Well, I wouldn't say that it is impossible for a plan to take off on treadmill. But certainly not with the circumstances stipulated in the first post.

http://www.youtube.com/watch?v=-EopVDgSPAk

The physics behind it.
http://www.youtube.com/watch?v=siYQU99VaAM


But I agree with what the poilt says at the end of this trailer. "If I match my speed to exactly the speed of the conveyer belt and theres no air over the wings I should just sit there like a brick."
http://www.youtube.com/watch?v=KSBFQOfas60

Good links here. First of all, Kudos to dad for doing a terrific science experiment with his son. :thumbup::thumbup:

The 2nd clip pretty much puts it all on the table.

The force of the thrust would need to be greater than the sum of all forces working against it... and that's just for it to see forward movement. In order for it to take off it, it still needs to reach that exact speed needed to create lift.

So theoretically it IS possible for a plane to take off on a treadmill (This seems to be the point being made in the first video). It just needs to have enough thrust to overcome the extra negative forces + the thrust necessary to reach lift off speed.

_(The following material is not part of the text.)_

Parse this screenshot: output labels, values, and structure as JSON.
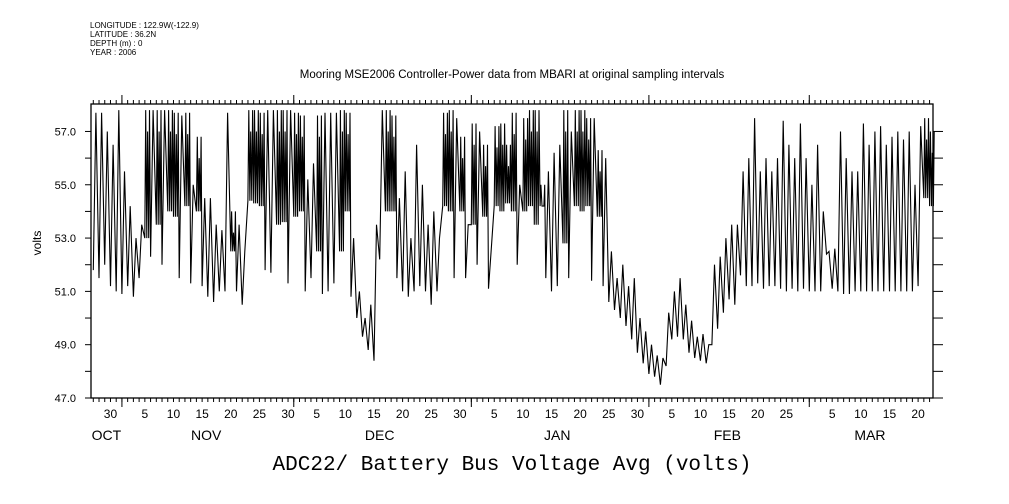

If you put an F-15 on a treadmill doing 20mph it's still going to be able to take off. If it only puts out enough thrust to equate to 20mph then it's just gonna "sit and spin".
 
Well, I wouldn't say that it is impossible for a plan to take off on treadmill.
I would, unless it's a Tilt-wing Rotorcraft, such as the Osprey, able to generate forward speed as well as it's own lift.

In order for it to take off it, it still needs to reach that exact speed needed to create lift.

We're back to the same point....it can NOT be done. If you need 20MPH to take off, and the treadmill is moving at 20 MPH, and to create lift in this situation you need to reach 40 MPH, it totally negates the treadmill, and, again, proves that you need the proper forward speed to create lift on the airfoil.
Understand that the 40 MPH is NOT ground speed, but 20 MPH is energy wasted to overcome the treadmill. The other 20 MPH is forward motion as it relates to the ground, even though it's 40 MPH as it relates to the treadmill.
Again, no forward motion, no lift. Busted.
 
Why don't we all just chill and get our asses on a tread mill!?!?!?!?
 
I don't understand how this is even debatable. In order to create lift you need air moving over and under the wings.
 
I know sorry, just had to get my .02 in. I think if everyone knew the basics of flight physics, they would all agree that this would not work.